Wir sind uns da gar nicht so unähnlich, denke ich.
Ich meine keineswegs, dass jede Tortur endlos auszudehnen und mit "Sinn" zu überfrachten ist. Manchmal heißt die Erkenntnis eben aufhören, aufgeben, scheitern. Auch das sind wichtige Elemente in unserem Leben, auch das muss man lernen dürfen. Aber egal, worum es letztlich geht, zu allererst muss ich mich mit dem konfrontieren, was da ist, und was ich mir möglicherweise nicht eingestehen und anschauen will.
Mitunter braucht es da eben vier Hufe und einen gewaltigen Sturschädel, um sich uns solange in den Weg zustellen, bis wir aufhören, abzuhauen.
Hat doch was, wenn das Fluchttier das Raubtier ausbremst, oder? ;-)

Freitag, 24. Mai 2013

Der sterbende Schwan oder My private Waterloo

Man sagt, dem Anfängergeist wohnt ein besonderer Zauber inne. Man sagt, dass man sein Leben lang ein Lernender sein soll. Man sagt, dass das Leben der beste Lehrer ist.
Ich sage: Stimmt.
Geist, Seele und Körper blühen auf, werden angeregt und geschult durch neue Eindrücke und Erfahrungen.
Ich habe noch einen Aspekt von unglaublicher Dynamik entdeckt, der besonders aktiv wird, wenn du etwas lernst, was du definitiv und prinzipiell noch nie gekonnt hast und wozu du auch keinerlei Talent hast: Dein Ego stirbt tausend Tode, und wenn du Glück hast, krepiert ein kleiner Teil davon schlussendlich für immer.
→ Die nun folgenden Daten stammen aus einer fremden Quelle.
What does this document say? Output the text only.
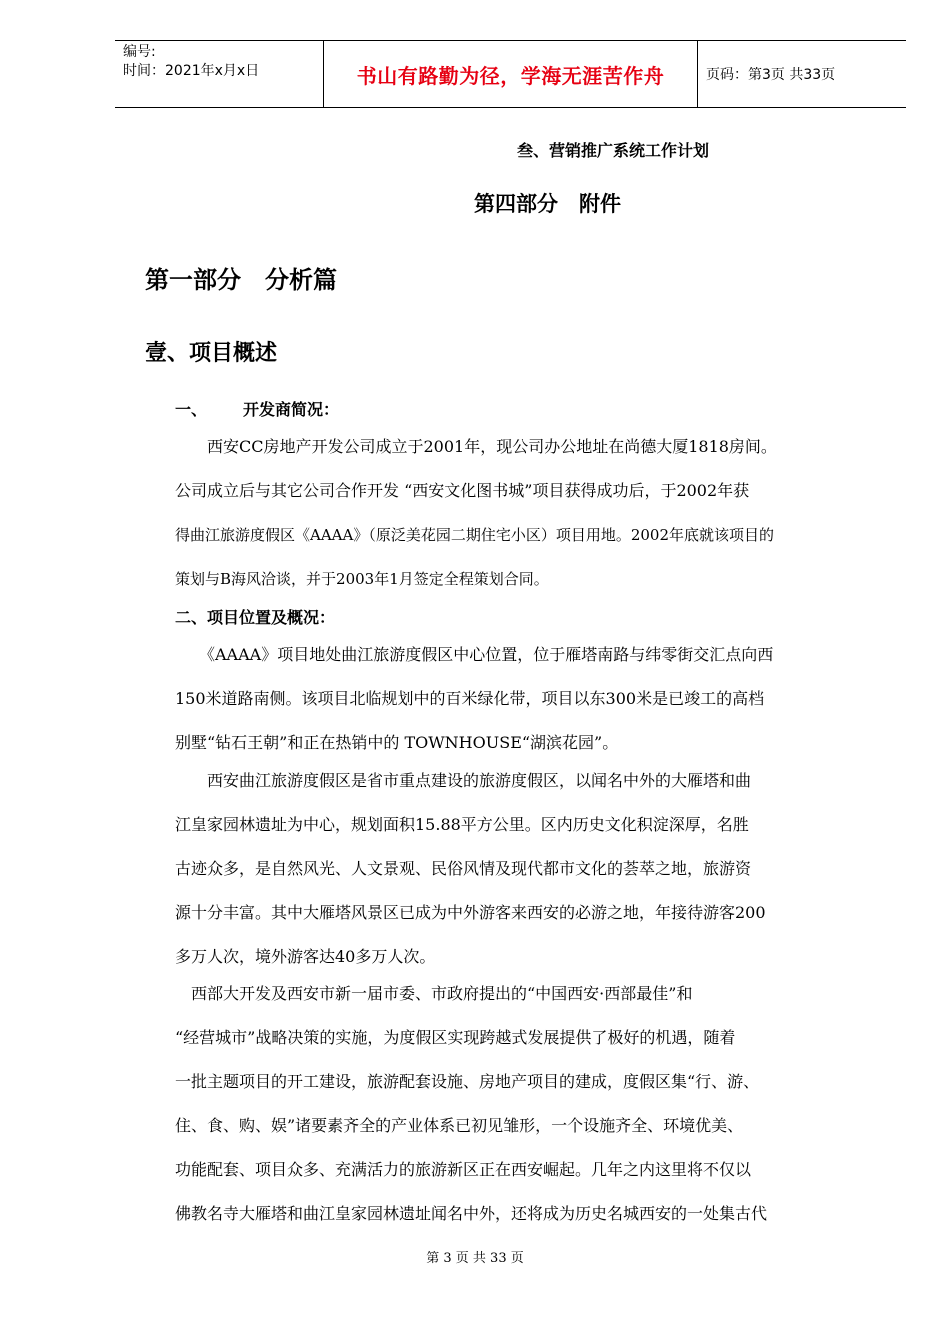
编号:
时间：2021年x月x日	书山有路勤为径，学海无涯苦作舟	页码：第3页 共33页
叁、营销推广系统工作计划
第四部分　附件
第一部分　分析篇
壹、项目概述
一、 开发商简况：
　　西安CC房地产开发公司成立于2001年，现公司办公地址在尚德大厦1818房间。
公司成立后与其它公司合作开发 “西安文化图书城”项目获得成功后，于2002年获
得曲江旅游度假区《AAAA》（原泛美花园二期住宅小区）项目用地。2002年底就该项目的
策划与B海风洽谈，并于2003年1月签定全程策划合同。
二、项目位置及概况：
　　《AAAA》项目地处曲江旅游度假区中心位置，位于雁塔南路与纬零街交汇点向西
150米道路南侧。该项目北临规划中的百米绿化带，项目以东300米是已竣工的高档
别墅“钻石王朝”和正在热销中的 TOWNHOUSE“湖滨花园”。
　　西安曲江旅游度假区是省市重点建设的旅游度假区，以闻名中外的大雁塔和曲
江皇家园林遗址为中心，规划面积15.88平方公里。区内历史文化积淀深厚，名胜
古迹众多，是自然风光、人文景观、民俗风情及现代都市文化的荟萃之地，旅游资
源十分丰富。其中大雁塔风景区已成为中外游客来西安的必游之地，年接待游客200
多万人次，境外游客达40多万人次。
　西部大开发及西安市新一届市委、市政府提出的“中国西安·西部最佳”和
“经营城市”战略决策的实施，为度假区实现跨越式发展提供了极好的机遇，随着
一批主题项目的开工建设，旅游配套设施、房地产项目的建成，度假区集“行、游、
住、食、购、娱”诸要素齐全的产业体系已初见雏形，一个设施齐全、环境优美、
功能配套、项目众多、充满活力的旅游新区正在西安崛起。几年之内这里将不仅以
佛教名寺大雁塔和曲江皇家园林遗址闻名中外，还将成为历史名城西安的一处集古代
第 3 页 共 33 页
Allerdings nicht ohne sich vorher heftig zu wehren.
Die Geschichte meines ganz privaten Ego-Waterloo beginnt an einem trüben Donnerstag, der nur erhellt wird von der Erkenntnis, dass es Zeit ist.
Zeit, etwas für den eigenen Körper, für die Harmonie von Leib und Seele zu tun.
Nun hab ich in den letzten Jahren gelernt, dass es ratsam ist, auf intensive Impulse aus den Tiefen der eigenen Seele zu hören. (Klingt nach spiritueller Erkenntnis, hat aber viel mit der praktischen Erfahrung zu tun, dass meine Seele, wenn ignoriert, zum Holzhammer greift, um mir ihre Anliegen nahe zu bringen...)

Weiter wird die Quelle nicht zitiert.